|DUCKEN, DEIRDRE - Washington State University|
|BROWN, WENDY - Washington State University|
|ALPERIN, DEBRA - Washington State University|
|BRAYTON, KELLY - Washington State University|
|TURSE, JOSHUA - Washington State University|
|PALMER, GUY - Washington State University|
Submitted to: PLOS ONE
Publication Type: Peer Reviewed Journal
Publication Acceptance Date: 5/12/2015
Publication Date: 6/6/2015
Citation: Ducken, D.R., Brown, W.C., Alperin, D.C., Brayton, K.A., Reif, K.E., Turse, J.E., Palmer, G.H., Noh, S.M. 2015. Subdominant outer membrane antigens in anaplasma marginale: conservation, antigenicity, and protective capacity using recombinant protein. PLoS One. doi: 1371/journal.pone.0129309.
Interpretive Summary: Vector borne bacterial and protozoal pathogens, such as Plasmodium spp., Babesia spp., Ehrlichia spp, and Anaplasma spp, generally establish persistent infection in the mammalian host through, in large part, antigenic variation. The development of effective vaccines to prevent disease caused by these pathogens has proven difficult. While comprehensive lists of vaccine candidates are readily available, one of the major limitations is prioritizing these candidates for live animal testing, which is difficult, time consuming and expensive. In this work, we report an approach to prioritize antigens and then test those antigens for their protective capacity using cattle, which are the natural host of A. marginale. While we failed to induce protective immunity with our best candidates, this work represents incremental progress in vaccine development.

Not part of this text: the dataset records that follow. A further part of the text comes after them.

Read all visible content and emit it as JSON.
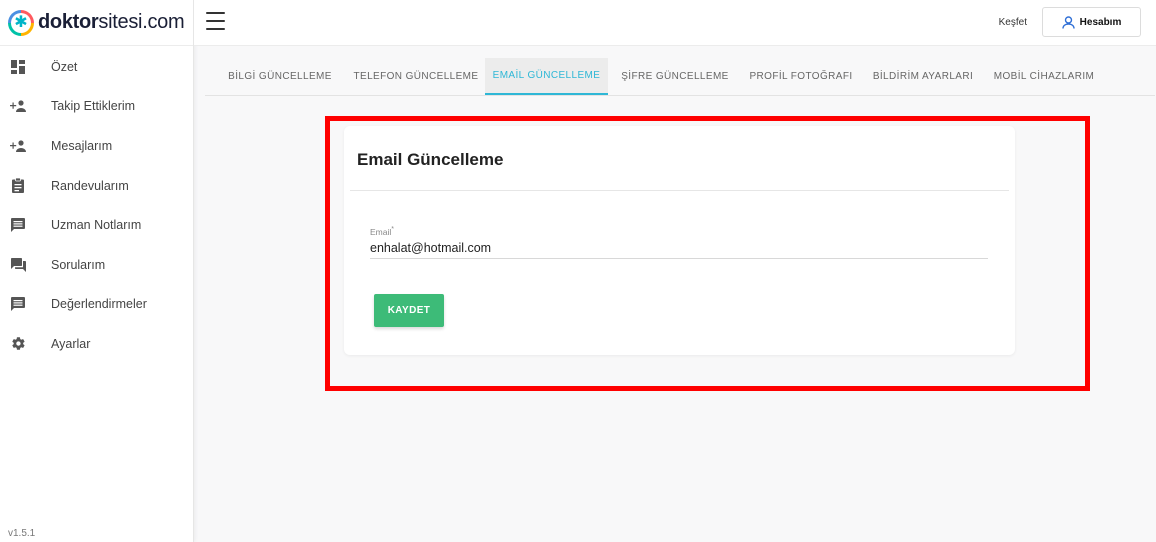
{
  "brand": {
    "bold": "doktor",
    "rest": "sitesi.com",
    "logo_icon": "asterisk-icon"
  },
  "sidebar": {
    "items": [
      {
        "label": "Özet",
        "icon": "dashboard-icon"
      },
      {
        "label": "Takip Ettiklerim",
        "icon": "person-add-icon"
      },
      {
        "label": "Mesajlarım",
        "icon": "person-add-icon"
      },
      {
        "label": "Randevularım",
        "icon": "clipboard-icon"
      },
      {
        "label": "Uzman Notlarım",
        "icon": "comment-icon"
      },
      {
        "label": "Sorularım",
        "icon": "forum-icon"
      },
      {
        "label": "Değerlendirmeler",
        "icon": "comment-icon"
      },
      {
        "label": "Ayarlar",
        "icon": "gear-icon"
      }
    ],
    "version": "v1.5.1"
  },
  "topbar": {
    "explore": "Keşfet",
    "account": "Hesabım"
  },
  "tabs": [
    {
      "label": "BİLGİ GÜNCELLEME",
      "active": false
    },
    {
      "label": "TELEFON GÜNCELLEME",
      "active": false
    },
    {
      "label": "EMAİL GÜNCELLEME",
      "active": true
    },
    {
      "label": "ŞİFRE GÜNCELLEME",
      "active": false
    },
    {
      "label": "PROFİL FOTOĞRAFI",
      "active": false
    },
    {
      "label": "BİLDİRİM AYARLARI",
      "active": false
    },
    {
      "label": "MOBİL CİHAZLARIM",
      "active": false
    }
  ],
  "card": {
    "title": "Email Güncelleme",
    "field_label": "Email",
    "required_mark": "*",
    "email_value": "enhalat@hotmail.com",
    "save_label": "KAYDET"
  },
  "colors": {
    "accent": "#2eb7d6",
    "save": "#3dbb78",
    "highlight": "#ff0000"
  }
}
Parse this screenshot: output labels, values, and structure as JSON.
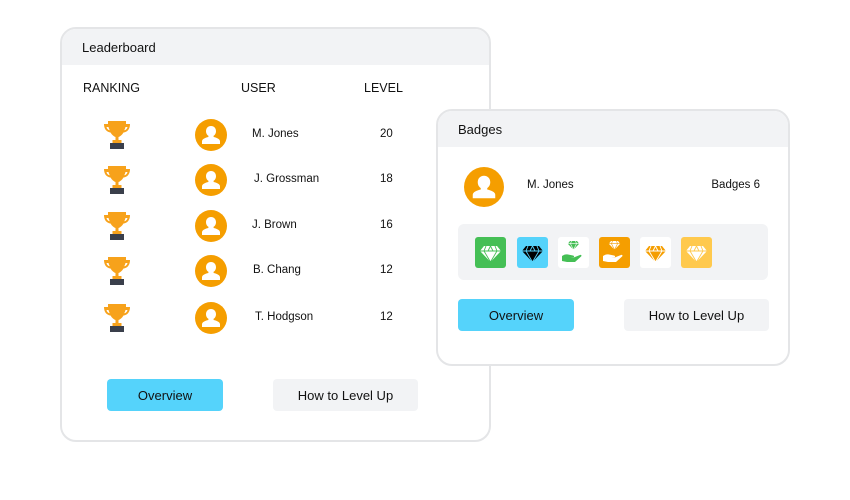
{
  "leaderboard": {
    "title": "Leaderboard",
    "columns": {
      "ranking": "RANKING",
      "user": "USER",
      "level": "LEVEL"
    },
    "rows": [
      {
        "name": "M. Jones",
        "level": "20"
      },
      {
        "name": "J. Grossman",
        "level": "18"
      },
      {
        "name": "J. Brown",
        "level": "16"
      },
      {
        "name": "B. Chang",
        "level": "12"
      },
      {
        "name": "T. Hodgson",
        "level": "12"
      }
    ],
    "overview_label": "Overview",
    "level_up_label": "How to Level Up"
  },
  "badges": {
    "title": "Badges",
    "user_name": "M. Jones",
    "count_label": "Badges 6",
    "items": [
      {
        "icon": "diamond-icon",
        "bg": "#45bf55",
        "fg": "#ffffff"
      },
      {
        "icon": "diamond-icon",
        "bg": "#55d3fb",
        "fg": "#000000"
      },
      {
        "icon": "diamond-hand-icon",
        "bg": "#ffffff",
        "fg": "#45bf55"
      },
      {
        "icon": "diamond-hand-icon",
        "bg": "#f59e00",
        "fg": "#ffffff"
      },
      {
        "icon": "diamond-icon",
        "bg": "#ffffff",
        "fg": "#f59e00"
      },
      {
        "icon": "diamond-icon",
        "bg": "#ffc94d",
        "fg": "#ffffff"
      }
    ],
    "overview_label": "Overview",
    "level_up_label": "How to Level Up"
  },
  "colors": {
    "accent": "#55d3fb",
    "avatar": "#f59e00",
    "trophy": "#f7a21b",
    "trophy_base": "#3a3f4b",
    "header_bg": "#f2f3f5"
  }
}
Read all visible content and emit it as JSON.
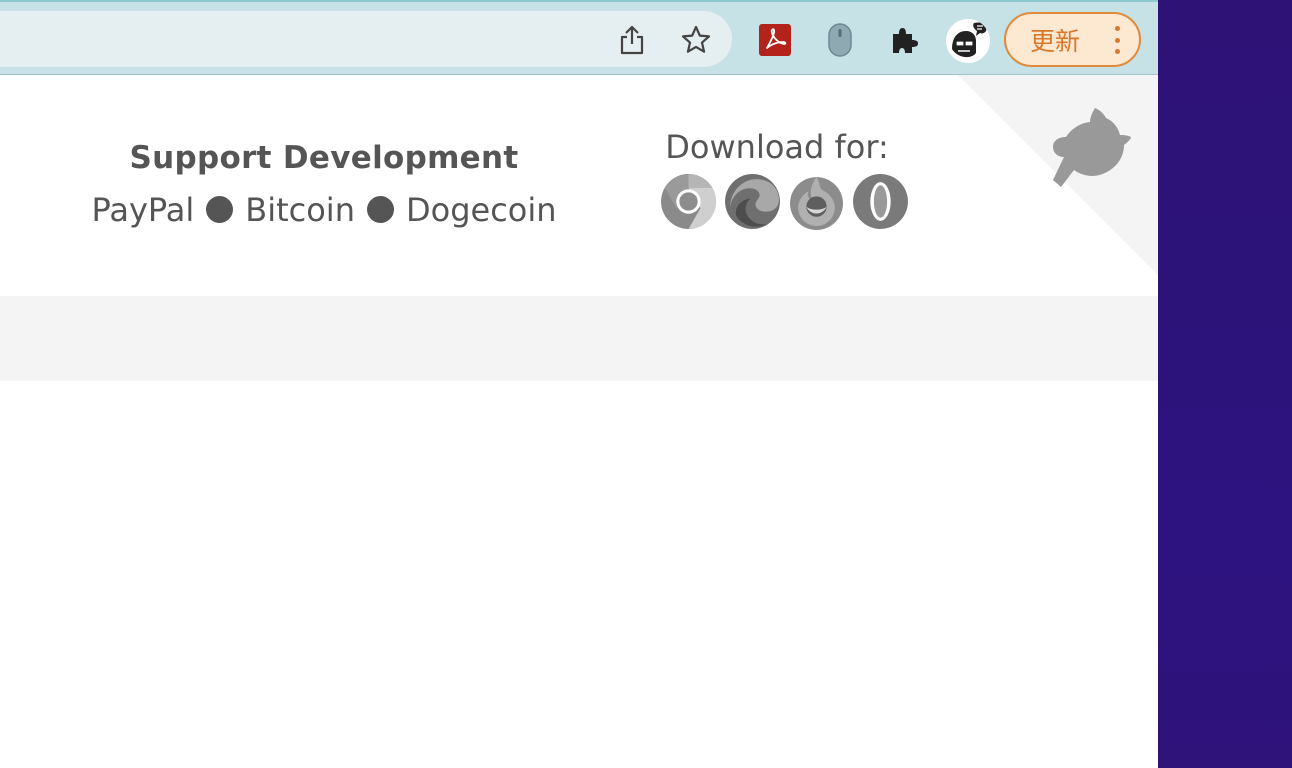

Technical Abstract: Anaplasma marginale is a tick-borne rickettsial pathogen of cattle with a worldwide distribution. Currently a safe and efficacious vaccine is unavailable. Outer membrane protein (OMP) extracts or a well- defined surface protein complex reproducibly induce protective immunity. However, there are several knowledge gaps limiting progress in vaccine development. First, are these OMPs conserved among the diversity of A. marginale strains circulating in endemic regions? Second, are the most highly conserved outer membrane proteins in the immunogens recognized by immunized and protected animals? Lastly, can this subset of OMPs recognized by antibody from protected vaccinates and conserved among strains recapitulate the protection of outer membrane vaccines? To address the first goal, genes encoding OMPs AM202, AM368, AM854, AM936, AM1041, and AM1096 (Oma87), major subdominant components of the outer membrane immunogens, were cloned and sequenced from geographically diverse strains and isolates. AM202, AM936, AM854, and AM1096 share 99.9 to 100% amino acid identity while AM1041 and AM368 had minor variation. While all four of the most highly conserved OMPs were recognized by IgG from animals immunized with outer membranes, linked surface protein complexes, or unlinked surface protein complexes and shown to be protected from challenge, the highest titers and consistent recognition among vaccinates were to AM854 and AM936. Consequently, animals were immunized with recombinant AM854 and AM936 and challenged. Recombinant vaccinates and purified outer membrane vaccinates had similar total IgG and IgG2 responses to AM854 and AM936. However, the recombinant vaccinates developed higher bacteremia after challenge as compared to adjuvant-only controls, while outer membrane vaccinates were significantly protected. These results provide the first indication that vaccination with specific antigens may exacerbate disease and indicate that progressing from the protective capacity of outer membrane formulations to recombinant vaccines requires testing of additional subdominant antigens and a better understanding of the protective immune response.